52- Bu, yani bu âdetin böyle olması, bütün bunların başlarına gelen cezaların ve ikabın böylece kendi amellerine, dayanması şu iki sebep iledir ki, Allah Teâlâ bir kavme, bir topluma ihsan ettiği nimeti durup dururken değiştirecek değildir. Ta onlar kendilerindekini değiştirinceye kadar. Yani onlar o nimete erdikleri zaman kendilerinde o nimete sebep ve vesile olan fıtri misakı, ahlâk ve güzel amelleri, kendileri bozup değiştirinceye kadar, huylarını değiştirinceye kadar Allah'ın o nimeti değiştirmesi, Allah'ın âdetlerinden değildir. İlâhî âdet kişisel sebeplere dayalı olarak verdiği nimetin değişmesini de yine kişisel huyların ve davranışların değişmesi sebebine bağlamıştır. Ki insanın sorumluluğu da buna dayanır. Sebeplerin birincisi işte budur. İkincisi de Allah kesinlikle herşeyi işitir ve bilir. Çünkü Allah herkesin içyüzünü bilir, ne söylediğini de işitir. Onun gözünden hiç kimse birşey kaçıramayacağı için, O da ona göre hesaba çeker. Şu halde akıl ve irade, küfür ve iman , ahlâk ve amel gibi kişisel sebeplere bağlı olan nimetlerin dışındaki doğrudan doğruya alınıp verilen nimetler bu konunun dışındadır. Hiç şüphe yok ki, bu konuda bütün kişisel sebeplerin kıymeti, nimet veya nimet sayılan şeylerin gerçek yüzünü tanıtan âyetleri tanıyıp tanımamaktan ileri gelmektedir. Bir kimsenin kendi fıtratını ve fıtratla ilgili ahdini bozması ve kendisine varid olan sezgi ve delillerin yardımıyla hakkı duymaması ve duymak istememesi elindeki nimetin değişmesine sebep olur. Yine bir kavmin kendi içinde veya dışında bulunan ve kendilerine ilâhî ahkamı tebliğ eden hak rehberlerinin davetini duymak ve tanımak istememesi, toplumsal şuur ve zihniyetlerinde öyle bir bozukluktur ki, bu da onların ellerindeki nimetlerin değişmesine ve elden çıkmasına sebep olur.
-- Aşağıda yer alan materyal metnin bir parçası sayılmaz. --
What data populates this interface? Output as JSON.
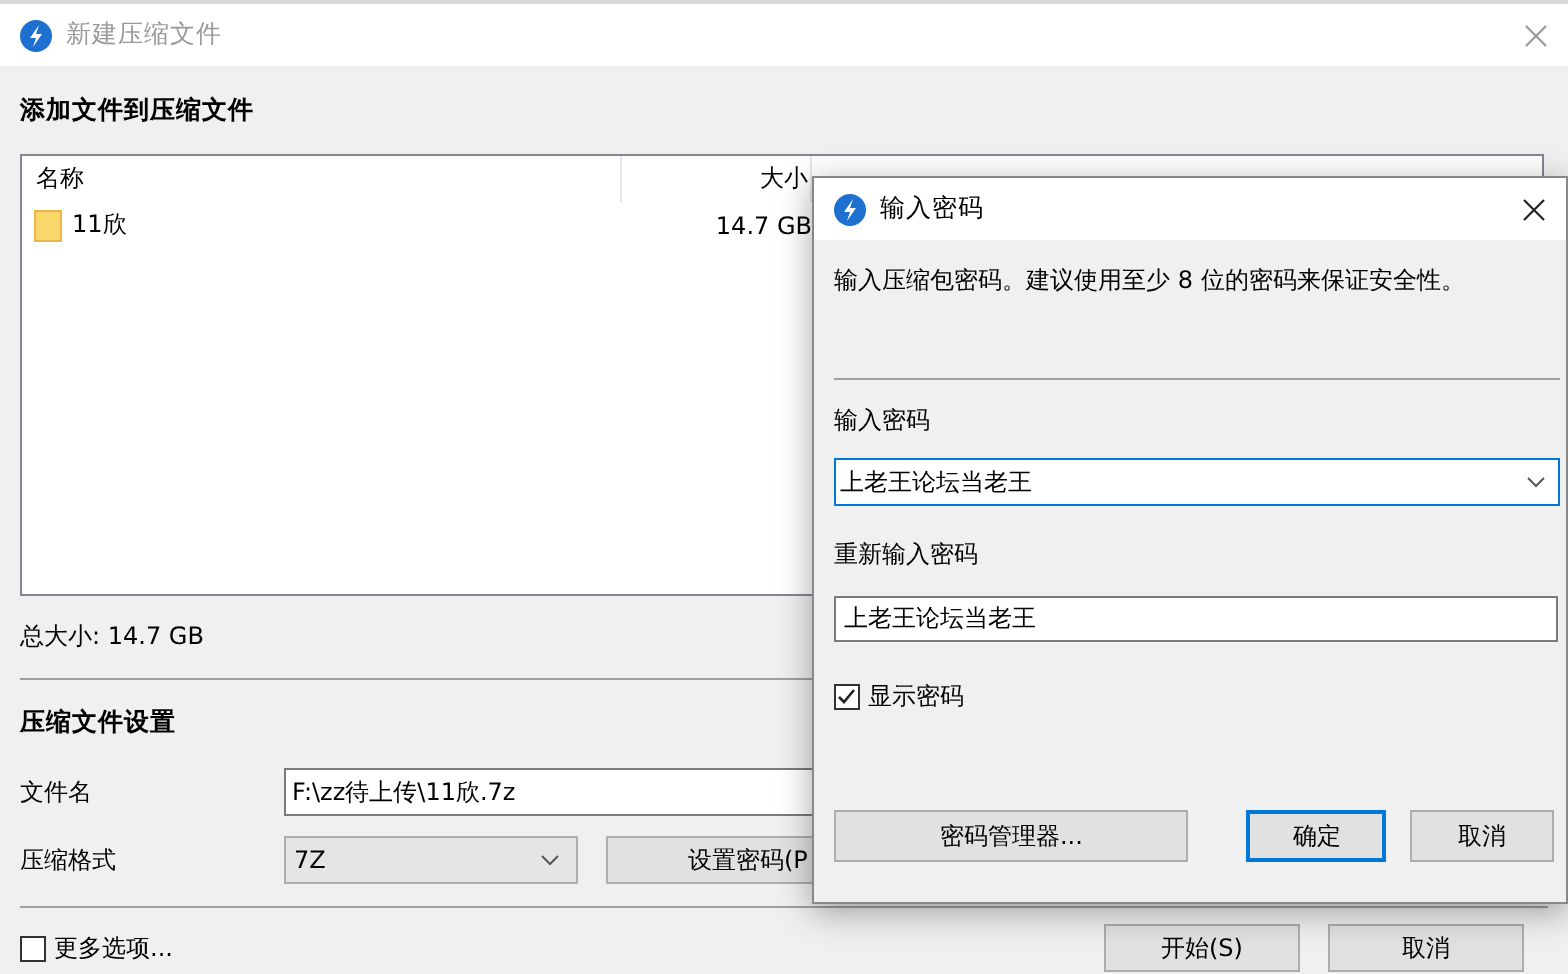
{
  "main_window": {
    "title": "新建压缩文件",
    "add_section_title": "添加文件到压缩文件",
    "file_list": {
      "columns": [
        "名称",
        "大小"
      ],
      "rows": [
        {
          "name": "11欣",
          "size": "14.7 GB"
        }
      ]
    },
    "total_size": "总大小: 14.7 GB",
    "settings_title": "压缩文件设置",
    "filename": {
      "label": "文件名",
      "value": "F:\\zz待上传\\11欣.7z"
    },
    "format": {
      "label": "压缩格式",
      "value": "7Z"
    },
    "set_password_button": "设置密码(P",
    "more_options": {
      "label": "更多选项...",
      "checked": false
    },
    "buttons": [
      {
        "label": "开始(S)",
        "default": false
      },
      {
        "label": "取消",
        "default": false
      }
    ]
  },
  "password_dialog": {
    "title": "输入密码",
    "description": "输入压缩包密码。建议使用至少 8 位的密码来保证安全性。",
    "password": {
      "label": "输入密码",
      "value": "上老王论坛当老王",
      "focused": true
    },
    "confirm": {
      "label": "重新输入密码",
      "value": "上老王论坛当老王",
      "focused": false
    },
    "show_password": {
      "label": "显示密码",
      "checked": true
    },
    "buttons": [
      {
        "label": "密码管理器...",
        "default": false
      },
      {
        "label": "确定",
        "default": true
      },
      {
        "label": "取消",
        "default": false
      }
    ]
  }
}
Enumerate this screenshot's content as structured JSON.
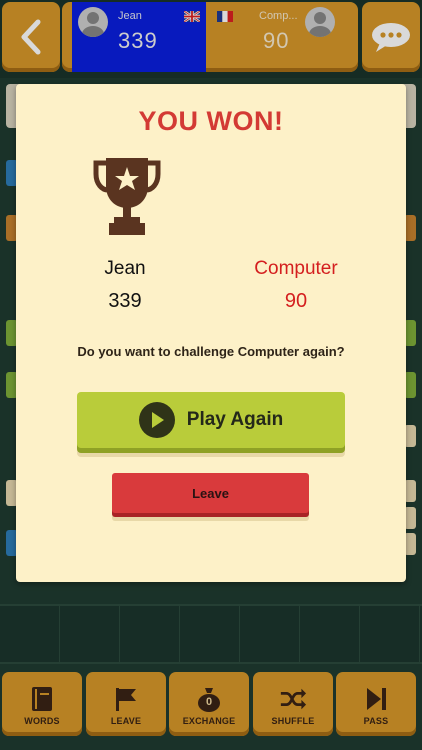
{
  "header": {
    "player1": {
      "name": "Jean",
      "score": "339",
      "flag": "uk-flag"
    },
    "player2": {
      "name": "Comp...",
      "score": "90",
      "flag": "france-flag"
    }
  },
  "modal": {
    "title": "YOU WON!",
    "winner": {
      "name": "Jean",
      "score": "339"
    },
    "loser": {
      "name": "Computer",
      "score": "90"
    },
    "question": "Do you want to challenge Computer again?",
    "play_again_label": "Play Again",
    "leave_label": "Leave"
  },
  "toolbar": {
    "items": [
      {
        "label": "WORDS",
        "icon": "book-icon"
      },
      {
        "label": "LEAVE",
        "icon": "flag-icon"
      },
      {
        "label": "EXCHANGE",
        "icon": "money-bag-icon",
        "badge": "0"
      },
      {
        "label": "SHUFFLE",
        "icon": "shuffle-icon"
      },
      {
        "label": "PASS",
        "icon": "skip-icon"
      }
    ]
  },
  "colors": {
    "accent_orange": "#d7982a",
    "player_blue": "#0a1fe0",
    "title_red": "#d33a34",
    "play_green": "#b9cc3a",
    "leave_red": "#d93a3c",
    "modal_bg": "#fdf1c8"
  }
}
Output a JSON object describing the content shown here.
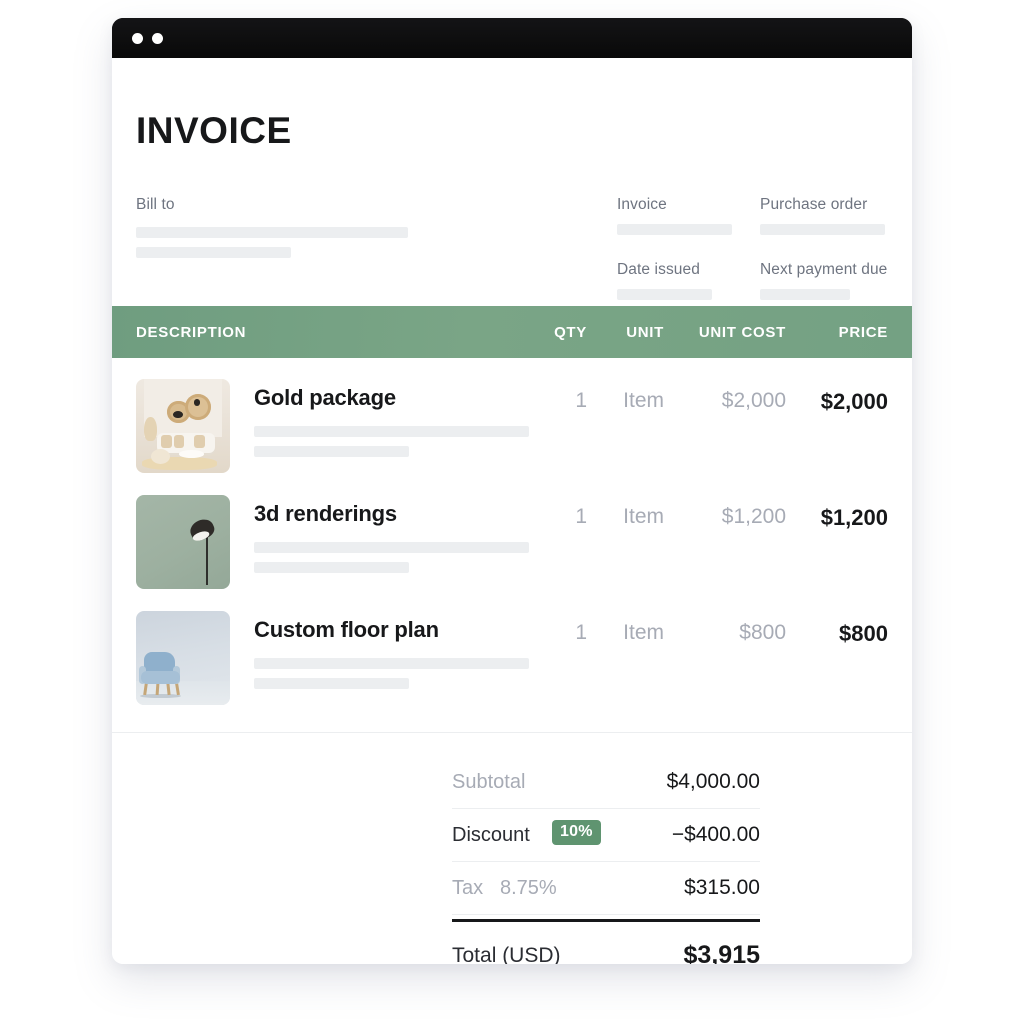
{
  "window": {
    "dots": [
      "window-dot-1",
      "window-dot-2"
    ]
  },
  "header": {
    "title": "INVOICE",
    "bill_to_label": "Bill to",
    "fields": [
      {
        "label": "Invoice"
      },
      {
        "label": "Purchase order"
      },
      {
        "label": "Date issued"
      },
      {
        "label": "Next payment due"
      }
    ]
  },
  "table": {
    "columns": {
      "description": "DESCRIPTION",
      "qty": "QTY",
      "unit": "UNIT",
      "unit_cost": "UNIT COST",
      "price": "PRICE"
    },
    "header_color": "#74a183",
    "rows": [
      {
        "title": "Gold package",
        "qty": "1",
        "unit": "Item",
        "unit_cost": "$2,000",
        "price": "$2,000",
        "thumbnail": "beige-living-room-thumbnail"
      },
      {
        "title": "3d renderings",
        "qty": "1",
        "unit": "Item",
        "unit_cost": "$1,200",
        "price": "$1,200",
        "thumbnail": "sage-floor-lamp-thumbnail"
      },
      {
        "title": "Custom floor plan",
        "qty": "1",
        "unit": "Item",
        "unit_cost": "$800",
        "price": "$800",
        "thumbnail": "blue-armchair-thumbnail"
      }
    ]
  },
  "totals": {
    "subtotal_label": "Subtotal",
    "subtotal_value": "$4,000.00",
    "discount_label": "Discount",
    "discount_badge": "10%",
    "discount_badge_color": "#5f9470",
    "discount_value": "−$400.00",
    "tax_label": "Tax",
    "tax_rate": "8.75%",
    "tax_value": "$315.00",
    "total_label": "Total (USD)",
    "total_value": "$3,915"
  }
}
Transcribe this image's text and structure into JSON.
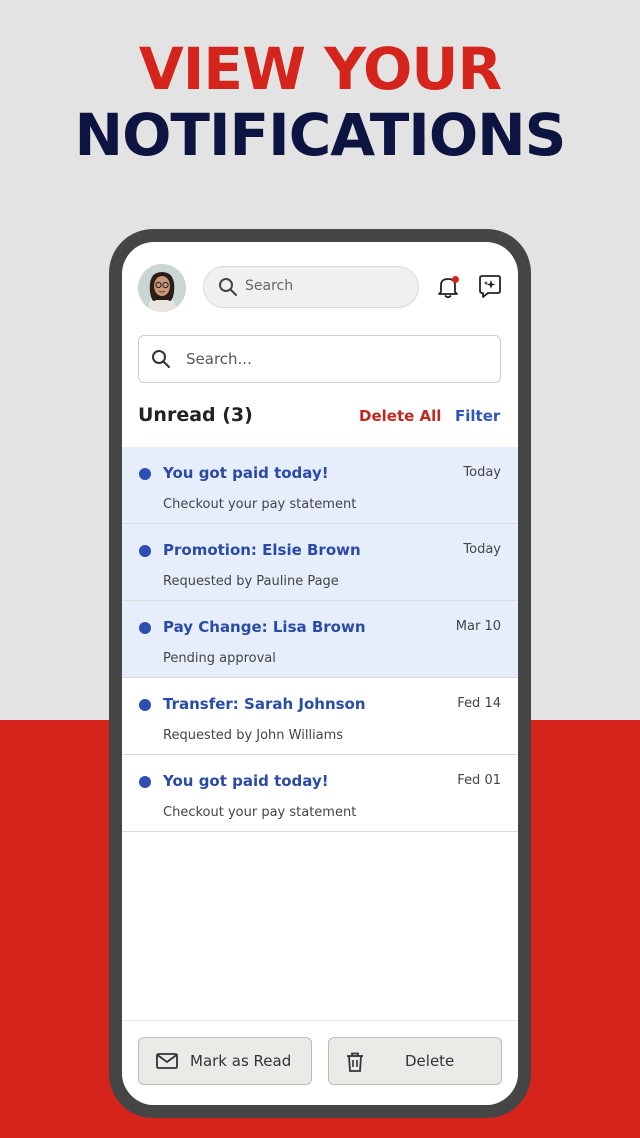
{
  "headline": {
    "line1": "VIEW YOUR",
    "line2": "NOTIFICATIONS"
  },
  "topbar": {
    "search_placeholder": "Search"
  },
  "search": {
    "placeholder": "Search..."
  },
  "section": {
    "title": "Unread (3)",
    "delete_all": "Delete All",
    "filter": "Filter"
  },
  "notifications": [
    {
      "title": "You got paid today!",
      "subtitle": "Checkout your pay statement",
      "date": "Today",
      "unread": true
    },
    {
      "title": "Promotion: Elsie Brown",
      "subtitle": "Requested by Pauline Page",
      "date": "Today",
      "unread": true
    },
    {
      "title": "Pay Change: Lisa Brown",
      "subtitle": "Pending approval",
      "date": "Mar 10",
      "unread": true
    },
    {
      "title": "Transfer: Sarah Johnson",
      "subtitle": "Requested by John Williams",
      "date": "Fed 14",
      "unread": false
    },
    {
      "title": "You got paid today!",
      "subtitle": "Checkout your pay statement",
      "date": "Fed 01",
      "unread": false
    }
  ],
  "actions": {
    "mark_read": "Mark as Read",
    "delete": "Delete"
  },
  "colors": {
    "brand_red": "#d4241c",
    "navy": "#0d1442",
    "accent_blue": "#2d4fb2",
    "unread_bg": "#e6eefb"
  }
}
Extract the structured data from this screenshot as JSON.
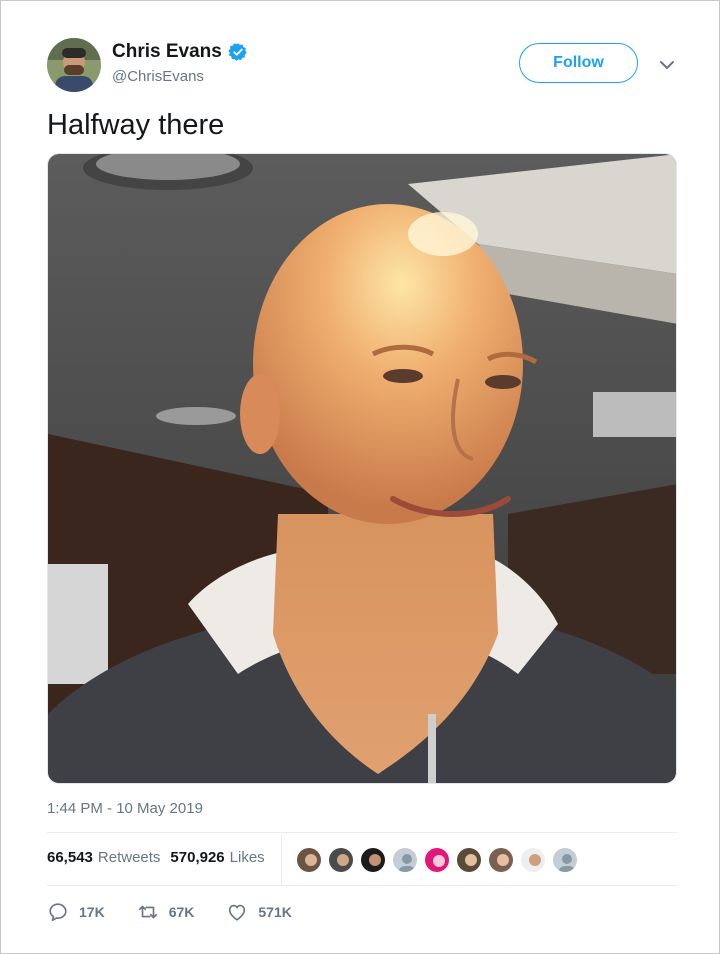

İşte bu huy ve şahsiyet değişikliği:

54- "Tıpkı Firavun'un izinden gidenlerle, onlardan öncekilerin gidişi gibi." (Ârâf Sûresi 7/136. âyetin tefsirine bakınız.) Bütün bunların hepsi zalim idiler.İç dünyalarında inkâr ve küfrü adeta iman ve tasdik yerine koymuş ve böylesine sübjefktif bir değişme ile kendi helaklerine sebep olmuş ve kendi kendilerine zulmetmiş zalim kavimler idiler.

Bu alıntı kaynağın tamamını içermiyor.